Obwohl SMS-Nachrichten sich unter HR-Expert*innen schnell zu einem Standardkommunikationsmittel entwickelt haben, sollten Sie sich unbedingt mit den SMS-Regeln vertraut machen, bevor Sie Ihrem Team den Startschuss geben. SHRM hat dafür die folgenden drei Richtlinien definiert:
1. Holen Sie zunächst die Erlaubnis der Empfänger*innen ein. Senden Sie SMS nicht unaufgefordert an Kandidat*innen.
2. Halten Sie sich kurz. SMS eignen sich am besten für automatisierte Benachrichtigungen mit logistischen Informationen, z. B. Termine und Veranstaltungsorte von Vorstellungsgesprächen, oder für kurze Rückfragen. Verwenden Sie für längere Gespräche E-Mails oder Telefonanrufe.
3. Achten Sie auf einen professionellen Umgang. Vermeiden Sie Emojis und Abkürzungen in SMS an Jobsuchende. Denken Sie daran: Die SMS und anderen Nachrichten Ihres Teams sollten immer Ihre Marke widerspiegeln.
Seien Sie flexibel
Eine weitere potenzielle Lösung für das Job Ghosting kann ein flexibles Terminangebot für Kandidat*innen sein, einschließlich Abend- und Wochenendterminen. Wenn Sie versuchen, sich an die Verfügbarkeit von Kandidat*innen anzupassen, vereinbaren Jobsuchende mit höherer Wahrscheinlichkeit ein Vorstellungsgespräch, selbst wenn ihre aktuellen Arbeitszeiten kein persönliches Gespräch zulassen.
Aufgrund der Zunahme an Remote-Stellen und dem Wunsch nach zeitlicher und örtlicher Ungebundenheit sind die Mitglieder Ihres HR-Teams möglicherweise bereit, ihre Arbeitszeiten anzupassen, um diese Vorstellungsgespräche zu ermöglichen. Zum Beispiel könnte ein Teammitglied ein oder zwei Tage die Woche später anfangen und dafür abends kurze Telefonate zwecks Rücksprache mit den Kandidat*innen führen.

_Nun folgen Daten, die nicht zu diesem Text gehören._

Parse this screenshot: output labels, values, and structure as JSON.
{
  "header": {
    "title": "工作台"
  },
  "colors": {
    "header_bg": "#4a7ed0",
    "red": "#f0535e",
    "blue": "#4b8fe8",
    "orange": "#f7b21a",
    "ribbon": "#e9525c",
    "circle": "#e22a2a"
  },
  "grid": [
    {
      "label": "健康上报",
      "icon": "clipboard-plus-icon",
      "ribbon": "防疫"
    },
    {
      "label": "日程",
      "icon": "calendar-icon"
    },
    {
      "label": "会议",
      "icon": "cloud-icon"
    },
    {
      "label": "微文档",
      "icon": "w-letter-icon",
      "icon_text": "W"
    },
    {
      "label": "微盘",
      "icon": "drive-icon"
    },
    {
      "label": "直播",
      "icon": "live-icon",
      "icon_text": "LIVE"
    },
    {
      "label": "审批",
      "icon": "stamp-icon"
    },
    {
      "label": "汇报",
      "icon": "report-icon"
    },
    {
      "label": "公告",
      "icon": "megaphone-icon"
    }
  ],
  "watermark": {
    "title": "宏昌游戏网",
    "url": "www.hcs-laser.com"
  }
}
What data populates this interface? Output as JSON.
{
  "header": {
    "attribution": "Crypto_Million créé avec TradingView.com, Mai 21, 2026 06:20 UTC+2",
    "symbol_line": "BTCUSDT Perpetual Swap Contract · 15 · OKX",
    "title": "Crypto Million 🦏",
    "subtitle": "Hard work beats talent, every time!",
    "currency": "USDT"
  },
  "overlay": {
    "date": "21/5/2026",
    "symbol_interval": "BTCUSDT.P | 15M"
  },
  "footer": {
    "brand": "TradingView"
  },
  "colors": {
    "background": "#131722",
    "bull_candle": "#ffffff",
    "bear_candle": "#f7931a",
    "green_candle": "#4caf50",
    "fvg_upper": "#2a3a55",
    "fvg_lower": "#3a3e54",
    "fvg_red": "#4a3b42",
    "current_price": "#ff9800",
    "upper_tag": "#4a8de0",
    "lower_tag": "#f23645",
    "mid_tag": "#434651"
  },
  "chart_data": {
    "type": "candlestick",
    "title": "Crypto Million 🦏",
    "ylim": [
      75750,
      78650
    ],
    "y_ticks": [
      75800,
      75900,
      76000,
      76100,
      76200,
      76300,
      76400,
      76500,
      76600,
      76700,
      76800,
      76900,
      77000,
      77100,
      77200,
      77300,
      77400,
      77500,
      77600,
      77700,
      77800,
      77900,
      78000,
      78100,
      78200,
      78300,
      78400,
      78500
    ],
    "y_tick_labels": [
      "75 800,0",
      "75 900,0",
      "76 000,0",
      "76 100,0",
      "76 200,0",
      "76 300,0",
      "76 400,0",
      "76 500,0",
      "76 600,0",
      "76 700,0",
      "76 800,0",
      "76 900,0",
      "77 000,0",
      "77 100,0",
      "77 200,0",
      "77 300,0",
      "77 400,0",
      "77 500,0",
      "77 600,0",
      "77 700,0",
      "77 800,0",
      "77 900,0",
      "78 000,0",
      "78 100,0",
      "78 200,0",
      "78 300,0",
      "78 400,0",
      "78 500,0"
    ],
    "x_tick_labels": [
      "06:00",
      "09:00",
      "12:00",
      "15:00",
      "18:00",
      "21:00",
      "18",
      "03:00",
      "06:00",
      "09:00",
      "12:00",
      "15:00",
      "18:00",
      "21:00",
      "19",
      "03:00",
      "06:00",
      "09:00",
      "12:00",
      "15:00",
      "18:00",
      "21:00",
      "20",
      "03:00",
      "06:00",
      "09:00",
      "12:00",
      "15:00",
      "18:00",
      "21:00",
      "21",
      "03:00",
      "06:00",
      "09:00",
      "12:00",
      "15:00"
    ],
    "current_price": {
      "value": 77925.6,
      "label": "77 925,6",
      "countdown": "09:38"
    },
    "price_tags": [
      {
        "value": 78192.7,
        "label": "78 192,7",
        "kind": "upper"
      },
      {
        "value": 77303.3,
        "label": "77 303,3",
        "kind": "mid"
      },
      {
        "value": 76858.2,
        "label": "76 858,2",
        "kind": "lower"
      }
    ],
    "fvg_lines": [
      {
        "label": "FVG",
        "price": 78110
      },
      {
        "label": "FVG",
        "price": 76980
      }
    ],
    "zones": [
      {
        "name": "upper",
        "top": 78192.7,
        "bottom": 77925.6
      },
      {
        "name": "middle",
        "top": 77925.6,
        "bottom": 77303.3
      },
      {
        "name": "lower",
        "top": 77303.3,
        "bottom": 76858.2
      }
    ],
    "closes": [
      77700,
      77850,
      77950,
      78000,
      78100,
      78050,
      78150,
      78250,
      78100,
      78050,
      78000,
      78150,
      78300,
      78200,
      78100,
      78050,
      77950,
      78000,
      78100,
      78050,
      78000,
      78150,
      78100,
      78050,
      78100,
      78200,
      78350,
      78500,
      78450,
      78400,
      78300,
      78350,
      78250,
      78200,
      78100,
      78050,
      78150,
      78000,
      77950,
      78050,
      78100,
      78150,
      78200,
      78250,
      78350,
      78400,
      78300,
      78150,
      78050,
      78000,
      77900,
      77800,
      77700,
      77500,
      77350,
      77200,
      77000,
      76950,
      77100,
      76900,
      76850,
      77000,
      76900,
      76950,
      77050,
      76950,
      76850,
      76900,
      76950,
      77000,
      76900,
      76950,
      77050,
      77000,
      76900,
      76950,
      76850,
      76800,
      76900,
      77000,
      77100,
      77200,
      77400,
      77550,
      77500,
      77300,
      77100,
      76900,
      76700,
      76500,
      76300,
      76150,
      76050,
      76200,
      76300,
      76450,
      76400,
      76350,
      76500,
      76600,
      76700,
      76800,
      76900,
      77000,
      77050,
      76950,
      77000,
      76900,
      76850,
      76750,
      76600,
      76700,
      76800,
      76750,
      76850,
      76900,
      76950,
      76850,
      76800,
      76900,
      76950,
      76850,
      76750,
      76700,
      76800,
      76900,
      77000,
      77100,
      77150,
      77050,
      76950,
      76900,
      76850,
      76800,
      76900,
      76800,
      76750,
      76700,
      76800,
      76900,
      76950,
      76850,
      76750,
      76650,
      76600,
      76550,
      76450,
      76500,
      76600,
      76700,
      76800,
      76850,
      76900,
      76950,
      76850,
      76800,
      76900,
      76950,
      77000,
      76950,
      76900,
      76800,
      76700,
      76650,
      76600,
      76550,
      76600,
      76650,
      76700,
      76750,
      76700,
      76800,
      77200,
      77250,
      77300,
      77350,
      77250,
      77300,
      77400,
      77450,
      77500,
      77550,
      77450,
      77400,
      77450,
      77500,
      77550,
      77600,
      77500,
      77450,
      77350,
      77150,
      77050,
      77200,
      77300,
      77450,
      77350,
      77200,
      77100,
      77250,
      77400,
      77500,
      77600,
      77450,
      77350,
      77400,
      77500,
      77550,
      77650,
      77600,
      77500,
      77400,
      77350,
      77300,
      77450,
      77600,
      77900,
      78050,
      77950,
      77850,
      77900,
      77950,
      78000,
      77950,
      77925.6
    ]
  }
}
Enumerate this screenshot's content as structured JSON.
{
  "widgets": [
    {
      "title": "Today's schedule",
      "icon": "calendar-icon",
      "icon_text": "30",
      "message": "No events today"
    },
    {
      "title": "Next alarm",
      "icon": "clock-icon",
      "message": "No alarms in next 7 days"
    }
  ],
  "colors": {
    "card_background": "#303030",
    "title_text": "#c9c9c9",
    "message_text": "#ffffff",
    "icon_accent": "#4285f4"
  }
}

Online-Vorstellungsgespräche sind ebenfalls eine gute Maßnahme gegen das Job Ghosting, selbst wenn Ihr Team bereits wieder im Büro arbeitet. In einer Indeed-Umfrage zur Erhebung der sich ändernden Präferenzen hat mit 61 % die große Mehrheit der Teilnehmer*innen angegeben, dass sie eine Mischung aus online und persönlich abgehaltenen Vorstellungsgesprächen vorzieht.
Im Großen und Ganzen geht es darum, sich in die Lage der Jobsuchenden zu versetzen. Was würden Sie sich von Personaler*innen und Personalverantwortlichen derzeit wünschen? Wodurch würde sich ein Unternehmen von Wettbewerbern abheben und was würde Sie dazu bewegen, am Ball zu bleiben und ein Stellenangebot anzunehmen? Diese Kommunikationsstrategien sind eine wichtige Ergänzung Ihrer Maßnahmen gegen ein mögliches Job Ghosting.